The 2022 multifamily loan purchase caps for Fannie Mae and Freddie Mac will be $78 billion each, for a combined $156 billion to support the multifamily market, according to the Federal Housing Finance Agency (FHFA).

The caps have increased from $70 billion each for the government-sponsored enterprises (GSEs) in 2021, based on FHFA’s projections of the overall growth of the multifamily originations market.

At least 50% of the GSEs’ multifamily loans are required to be used for mission-driven, affordable housing. FHFA will require that at least 25% of the multifamily business must be affordable to residents at or below 60% of the area median income (AMI). This is up from 20% in 2021.

“The increases of the multifamily loan purchase caps and higher mission-driven business requirements assure that the enterprises’ multifamily businesses have a strong and growing commitment to affordable housing finance, particularly for residents and communities that are the most difficult to serve,” said FHFA acting director Sandra L. Thompson.

According to FHFA, it has changed certain requirements for multifamily mission-driven affordable housing in Appendix A of the Conservatorship Scorecard. For 2022, it will allow loans on affordable units in cost-burdened renter markets to be mission-driven. In these high-cost markets, FHFA uses a data-driven approach to designate markets in which loans on units will be affordable to cost-burdened renters with incomes up to 100% of the AMI or 120% of the AMI, depending on the market. It also will allow the mission-driven classification for loans that finance energy- or water-efficiency improvements with units affordable at or less than 60% of the AMI to be classified as mission-driven. These loans are provided through Fannie Mae’s Green Rewards and Freddie Mac’s Green Up/Green Up Plus programs.

“FHFA's increase to Fannie Mae’s 2022 multifamily loan purchase cap will continue to strengthen our ability to provide liquidity and stability in the multifamily mortgage market and recognizes our more than 30-year history as a reliable source of multifamily mortgage capital,” said Michele Evans, executive vice president and head of multifamily at Fannie Mae. “In addition, FHFA’s focus on mission-driven, affordable multifamily housing echoes Fannie Mae’s commitment to preserving and expanding the affordable housing supply, as well as financing quality green and sustainable rental units, across the United States.”

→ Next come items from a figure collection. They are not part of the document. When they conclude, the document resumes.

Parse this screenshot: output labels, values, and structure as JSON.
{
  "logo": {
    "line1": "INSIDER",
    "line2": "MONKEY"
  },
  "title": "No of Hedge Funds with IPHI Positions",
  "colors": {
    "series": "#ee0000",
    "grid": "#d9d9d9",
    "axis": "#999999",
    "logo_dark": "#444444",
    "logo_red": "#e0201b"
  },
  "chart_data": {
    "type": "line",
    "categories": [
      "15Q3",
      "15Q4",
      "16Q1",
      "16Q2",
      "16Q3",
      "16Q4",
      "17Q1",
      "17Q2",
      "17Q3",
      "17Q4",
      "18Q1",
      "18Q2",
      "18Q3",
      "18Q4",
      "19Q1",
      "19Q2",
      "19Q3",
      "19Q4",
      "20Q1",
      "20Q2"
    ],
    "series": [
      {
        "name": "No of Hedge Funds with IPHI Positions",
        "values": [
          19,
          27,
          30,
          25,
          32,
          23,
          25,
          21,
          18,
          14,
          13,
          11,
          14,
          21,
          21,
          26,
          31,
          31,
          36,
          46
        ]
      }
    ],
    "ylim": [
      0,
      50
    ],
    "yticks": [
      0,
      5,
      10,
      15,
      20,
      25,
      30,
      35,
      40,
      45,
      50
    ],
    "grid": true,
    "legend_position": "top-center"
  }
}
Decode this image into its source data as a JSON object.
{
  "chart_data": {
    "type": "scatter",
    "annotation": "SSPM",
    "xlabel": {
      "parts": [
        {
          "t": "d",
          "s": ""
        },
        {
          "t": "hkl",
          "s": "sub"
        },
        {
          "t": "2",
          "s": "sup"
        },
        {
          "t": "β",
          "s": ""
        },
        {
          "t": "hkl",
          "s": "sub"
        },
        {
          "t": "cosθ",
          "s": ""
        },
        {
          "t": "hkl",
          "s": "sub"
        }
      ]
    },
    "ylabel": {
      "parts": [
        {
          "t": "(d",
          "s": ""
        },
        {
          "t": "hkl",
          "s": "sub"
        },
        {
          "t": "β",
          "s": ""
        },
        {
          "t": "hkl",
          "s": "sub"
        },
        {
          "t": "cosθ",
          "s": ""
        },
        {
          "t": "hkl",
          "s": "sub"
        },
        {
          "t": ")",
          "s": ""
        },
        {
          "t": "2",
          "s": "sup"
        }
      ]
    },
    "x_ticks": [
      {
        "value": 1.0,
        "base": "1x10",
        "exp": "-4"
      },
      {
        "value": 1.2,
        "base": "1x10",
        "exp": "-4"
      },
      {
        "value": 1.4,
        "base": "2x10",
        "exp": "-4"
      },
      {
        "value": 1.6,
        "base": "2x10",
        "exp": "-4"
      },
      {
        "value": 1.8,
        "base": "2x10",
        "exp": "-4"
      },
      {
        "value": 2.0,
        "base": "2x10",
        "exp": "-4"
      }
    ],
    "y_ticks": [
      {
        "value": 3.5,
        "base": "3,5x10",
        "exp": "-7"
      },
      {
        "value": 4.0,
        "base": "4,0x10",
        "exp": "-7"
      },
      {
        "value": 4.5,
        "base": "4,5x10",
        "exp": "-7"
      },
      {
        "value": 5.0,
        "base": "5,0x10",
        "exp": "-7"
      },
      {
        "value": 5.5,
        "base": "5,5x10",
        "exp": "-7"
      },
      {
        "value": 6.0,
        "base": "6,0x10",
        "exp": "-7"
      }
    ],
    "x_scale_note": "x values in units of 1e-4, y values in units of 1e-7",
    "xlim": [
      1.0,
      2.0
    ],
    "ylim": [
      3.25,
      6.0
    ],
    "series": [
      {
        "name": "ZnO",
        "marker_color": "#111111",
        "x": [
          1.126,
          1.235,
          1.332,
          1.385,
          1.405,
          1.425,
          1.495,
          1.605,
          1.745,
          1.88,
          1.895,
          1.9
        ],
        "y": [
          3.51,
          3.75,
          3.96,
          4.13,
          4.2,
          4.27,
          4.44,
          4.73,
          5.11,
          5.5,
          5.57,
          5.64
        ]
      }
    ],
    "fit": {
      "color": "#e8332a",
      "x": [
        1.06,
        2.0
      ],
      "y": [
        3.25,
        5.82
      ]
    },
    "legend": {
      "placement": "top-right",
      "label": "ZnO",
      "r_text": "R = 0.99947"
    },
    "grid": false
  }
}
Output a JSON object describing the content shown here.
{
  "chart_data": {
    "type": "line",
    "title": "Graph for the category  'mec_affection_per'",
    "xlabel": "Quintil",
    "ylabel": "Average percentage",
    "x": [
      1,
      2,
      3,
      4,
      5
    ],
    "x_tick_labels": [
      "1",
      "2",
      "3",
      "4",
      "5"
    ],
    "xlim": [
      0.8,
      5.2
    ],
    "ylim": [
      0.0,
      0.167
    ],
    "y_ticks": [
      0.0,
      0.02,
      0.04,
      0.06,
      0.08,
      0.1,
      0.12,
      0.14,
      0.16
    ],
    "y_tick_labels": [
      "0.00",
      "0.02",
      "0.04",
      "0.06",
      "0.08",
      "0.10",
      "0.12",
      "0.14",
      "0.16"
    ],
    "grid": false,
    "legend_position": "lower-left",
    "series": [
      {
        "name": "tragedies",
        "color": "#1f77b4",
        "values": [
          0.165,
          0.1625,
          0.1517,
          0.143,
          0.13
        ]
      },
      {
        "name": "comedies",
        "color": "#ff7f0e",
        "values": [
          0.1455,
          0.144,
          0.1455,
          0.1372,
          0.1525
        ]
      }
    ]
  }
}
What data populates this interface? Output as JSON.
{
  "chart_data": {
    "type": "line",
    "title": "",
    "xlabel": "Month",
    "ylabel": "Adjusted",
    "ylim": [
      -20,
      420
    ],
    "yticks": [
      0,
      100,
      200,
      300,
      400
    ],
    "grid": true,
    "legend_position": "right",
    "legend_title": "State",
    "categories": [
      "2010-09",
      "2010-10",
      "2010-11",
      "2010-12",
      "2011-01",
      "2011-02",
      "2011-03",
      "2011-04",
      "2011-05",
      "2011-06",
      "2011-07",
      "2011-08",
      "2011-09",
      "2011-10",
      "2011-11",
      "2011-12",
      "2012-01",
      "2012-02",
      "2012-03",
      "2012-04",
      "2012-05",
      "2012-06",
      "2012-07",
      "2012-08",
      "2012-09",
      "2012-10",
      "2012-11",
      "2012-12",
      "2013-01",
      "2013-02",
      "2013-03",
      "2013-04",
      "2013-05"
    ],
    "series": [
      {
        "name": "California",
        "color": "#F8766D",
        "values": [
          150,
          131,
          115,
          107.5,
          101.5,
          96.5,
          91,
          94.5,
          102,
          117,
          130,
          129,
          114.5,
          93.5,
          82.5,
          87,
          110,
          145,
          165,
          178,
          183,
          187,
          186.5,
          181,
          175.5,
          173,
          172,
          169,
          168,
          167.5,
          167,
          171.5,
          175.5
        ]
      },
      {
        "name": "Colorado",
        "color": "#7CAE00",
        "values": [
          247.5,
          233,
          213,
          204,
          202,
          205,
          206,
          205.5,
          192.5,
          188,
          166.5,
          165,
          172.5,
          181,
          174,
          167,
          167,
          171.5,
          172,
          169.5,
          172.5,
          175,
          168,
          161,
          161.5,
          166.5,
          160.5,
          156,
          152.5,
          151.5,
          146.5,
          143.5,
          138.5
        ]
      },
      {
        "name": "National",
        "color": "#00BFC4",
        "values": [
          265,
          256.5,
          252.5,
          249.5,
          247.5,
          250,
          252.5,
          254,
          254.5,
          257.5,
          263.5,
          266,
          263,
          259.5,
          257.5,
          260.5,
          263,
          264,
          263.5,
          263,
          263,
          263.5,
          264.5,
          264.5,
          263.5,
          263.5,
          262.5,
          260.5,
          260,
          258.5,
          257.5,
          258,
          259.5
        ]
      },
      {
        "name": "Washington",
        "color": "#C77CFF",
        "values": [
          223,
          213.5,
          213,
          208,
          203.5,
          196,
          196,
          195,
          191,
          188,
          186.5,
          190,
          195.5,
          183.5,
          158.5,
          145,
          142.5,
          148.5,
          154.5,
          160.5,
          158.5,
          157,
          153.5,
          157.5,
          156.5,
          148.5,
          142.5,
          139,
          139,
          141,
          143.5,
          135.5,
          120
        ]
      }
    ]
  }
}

According to Debby Jenkins, executive vice president and head of multifamily at Freddie Mac, “FHFA’s enhancements to our mission focus and 2022 volume cap increase will allow Freddie Mac to better support the multifamily market in the year to come. These changes allow us to provide more liquidity to the growing market and delve deeper into our mission to address the nationwide housing affordability crisis.”

FHFA will continue to monitor the impact of COVID-19 on the multifamily mortgage market and will update the caps and mission-driven requirements if adjustments are warranted. To prevent market disruption, if FHFA determines the actual size of the 2022 market is smaller than initially projected, it will not reduce the caps.

To expand the supply of affordable housing, FHFA also announced in September that Fannie Mae and Freddie Mac can each invest up to $850 million annually in low-income housing tax credits (LIHTCs), an increase from the previous $500 million cap.

Within the $850 million annual funding cap, any investments above $425 million in a given year are required to be in areas that have been identified by FHFA as markets that have difficulty attracting investors. This marks an increase in the amount of investments under the cap that must be made in targeted transactions that either support housing in Duty to Serve-designated rural areas, preserve affordable housing, support mixed-income housing, provide supportive housing, or meet other affordable housing objectives.